Even influential Zambian economist Dambisa Moyo, who in her 2009 book, Dead Aid, lambasted foreign aid for fueling corruption and poor governance in Africa, in a recent article in The Economist argued that a “modern Marshall Plan for Africa ... could prevent a humanitarian tragedy and pay dividends for generations”. 

But DFI funding could become more than mere bailout funding and could be deployed at this critical time to re-imagine and transform developing economies.
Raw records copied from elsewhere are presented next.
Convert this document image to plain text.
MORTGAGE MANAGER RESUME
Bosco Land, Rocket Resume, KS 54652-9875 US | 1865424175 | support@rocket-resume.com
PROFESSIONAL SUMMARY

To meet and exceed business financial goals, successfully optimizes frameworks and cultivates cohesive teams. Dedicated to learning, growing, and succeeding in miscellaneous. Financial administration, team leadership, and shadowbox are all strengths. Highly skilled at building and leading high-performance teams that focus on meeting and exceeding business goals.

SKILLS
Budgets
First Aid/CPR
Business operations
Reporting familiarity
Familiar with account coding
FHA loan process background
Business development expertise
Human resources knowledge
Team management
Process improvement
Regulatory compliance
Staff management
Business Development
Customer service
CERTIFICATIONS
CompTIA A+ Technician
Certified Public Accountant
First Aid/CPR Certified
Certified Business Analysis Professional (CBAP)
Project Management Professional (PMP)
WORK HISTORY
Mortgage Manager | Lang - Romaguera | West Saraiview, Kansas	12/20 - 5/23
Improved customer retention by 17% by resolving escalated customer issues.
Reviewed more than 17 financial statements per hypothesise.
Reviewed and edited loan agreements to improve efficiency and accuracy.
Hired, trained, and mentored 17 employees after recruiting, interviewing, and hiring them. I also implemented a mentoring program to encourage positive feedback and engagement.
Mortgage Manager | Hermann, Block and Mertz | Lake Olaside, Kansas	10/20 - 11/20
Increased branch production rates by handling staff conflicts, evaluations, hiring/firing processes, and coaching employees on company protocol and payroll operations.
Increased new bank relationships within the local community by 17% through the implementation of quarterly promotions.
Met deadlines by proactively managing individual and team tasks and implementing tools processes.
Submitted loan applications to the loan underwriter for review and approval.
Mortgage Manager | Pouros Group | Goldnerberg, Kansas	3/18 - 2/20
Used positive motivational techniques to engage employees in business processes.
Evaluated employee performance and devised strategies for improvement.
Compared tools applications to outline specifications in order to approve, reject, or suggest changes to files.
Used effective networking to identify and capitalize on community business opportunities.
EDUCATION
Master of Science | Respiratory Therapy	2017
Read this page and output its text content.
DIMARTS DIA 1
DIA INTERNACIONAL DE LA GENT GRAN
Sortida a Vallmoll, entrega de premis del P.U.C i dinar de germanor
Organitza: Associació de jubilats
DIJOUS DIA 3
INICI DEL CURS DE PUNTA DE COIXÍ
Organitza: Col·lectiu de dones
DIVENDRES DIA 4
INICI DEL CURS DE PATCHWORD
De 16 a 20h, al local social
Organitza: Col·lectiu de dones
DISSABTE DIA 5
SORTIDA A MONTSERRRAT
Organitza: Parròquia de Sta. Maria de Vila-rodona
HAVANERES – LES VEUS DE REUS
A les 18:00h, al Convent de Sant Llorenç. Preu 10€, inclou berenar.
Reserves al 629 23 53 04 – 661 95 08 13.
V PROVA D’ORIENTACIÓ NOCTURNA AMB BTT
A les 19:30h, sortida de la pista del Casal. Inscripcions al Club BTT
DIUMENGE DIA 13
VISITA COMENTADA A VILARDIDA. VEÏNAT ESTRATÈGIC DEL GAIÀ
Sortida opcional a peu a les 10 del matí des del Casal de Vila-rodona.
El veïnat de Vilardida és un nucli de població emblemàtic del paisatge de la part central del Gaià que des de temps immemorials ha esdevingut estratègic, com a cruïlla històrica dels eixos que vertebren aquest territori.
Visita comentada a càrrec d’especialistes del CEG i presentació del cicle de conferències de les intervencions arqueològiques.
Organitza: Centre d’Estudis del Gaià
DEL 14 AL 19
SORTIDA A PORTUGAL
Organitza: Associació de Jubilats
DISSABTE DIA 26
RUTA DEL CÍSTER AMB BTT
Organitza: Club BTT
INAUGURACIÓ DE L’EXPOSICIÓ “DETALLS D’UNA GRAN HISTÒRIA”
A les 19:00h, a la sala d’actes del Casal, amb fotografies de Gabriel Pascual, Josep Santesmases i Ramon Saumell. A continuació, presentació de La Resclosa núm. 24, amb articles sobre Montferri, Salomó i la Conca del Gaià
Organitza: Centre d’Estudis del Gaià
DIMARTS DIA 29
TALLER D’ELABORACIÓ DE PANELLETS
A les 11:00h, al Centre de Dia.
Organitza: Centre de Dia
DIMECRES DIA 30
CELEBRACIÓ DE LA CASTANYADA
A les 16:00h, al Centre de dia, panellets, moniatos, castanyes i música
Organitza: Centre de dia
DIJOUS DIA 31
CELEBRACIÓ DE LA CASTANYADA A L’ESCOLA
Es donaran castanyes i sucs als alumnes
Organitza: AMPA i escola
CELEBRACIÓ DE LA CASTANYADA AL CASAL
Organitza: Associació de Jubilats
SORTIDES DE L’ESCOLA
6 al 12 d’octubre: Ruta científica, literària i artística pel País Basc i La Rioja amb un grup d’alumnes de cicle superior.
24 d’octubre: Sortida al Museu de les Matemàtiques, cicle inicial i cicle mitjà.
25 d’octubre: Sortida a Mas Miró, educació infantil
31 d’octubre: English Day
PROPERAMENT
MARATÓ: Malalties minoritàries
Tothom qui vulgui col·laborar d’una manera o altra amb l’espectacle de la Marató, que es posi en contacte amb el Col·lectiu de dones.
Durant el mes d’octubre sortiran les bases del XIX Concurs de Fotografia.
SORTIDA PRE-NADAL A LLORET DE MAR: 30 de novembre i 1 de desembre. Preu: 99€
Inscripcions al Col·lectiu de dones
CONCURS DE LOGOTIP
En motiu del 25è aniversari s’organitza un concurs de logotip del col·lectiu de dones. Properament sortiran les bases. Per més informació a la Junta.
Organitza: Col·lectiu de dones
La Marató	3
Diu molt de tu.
Take SA, where, despite the capital provided by the IDC, the post-apartheid economy has largely been commodity-based and lacks diversity, with a weak manufacturing sector that quickly crumbled in the face of international competition.

In a 2019 working paper, researchers from the University of Johannesburg argued that DFIs here would need a coherent policy to drive the necessary industrialisation that could benefit the country in the long run. Here we are talking, in particular, of the “other SA” — borrowing from the term so famously used by Dr Martin Luther King Jr — meaning those marginalised groups that have borne the brunt of the economic lockdown, notably black women and the youth.

As the World Economic Forum pointed out recently, this crisis is catalysing huge changes and few industries will avoid being either reformed, restructured or removed, so if ever there was a time to shift gears on development it is now. Development finance must be channeled towards projects that not only promote inclusive development but that take advantage of emerging mega-trends and paradigm shifts in the post-coronavirus world.

Two notable examples of such shifts include the acceleration of digitisation and AI — to take advantage of shifting modes of consumption, supply, interaction and productivity caused by remote working — and  supply chain localisation to guard against future disruptions caused by relying too heavily on a limited global supply chain.

This speaks to our own need for a strong manufacturing base, which would also help us tackle unemployment, create training opportunities and prepare us for the fourth industrial revolution. Pandemics and other crises are cyclical. There will be more. We should use Covid-19 as a manual to build resilience and agility for the future.

• Dr Kabinga, a development economist, is senior research fellow at the University of Cape Town Graduate School of Business.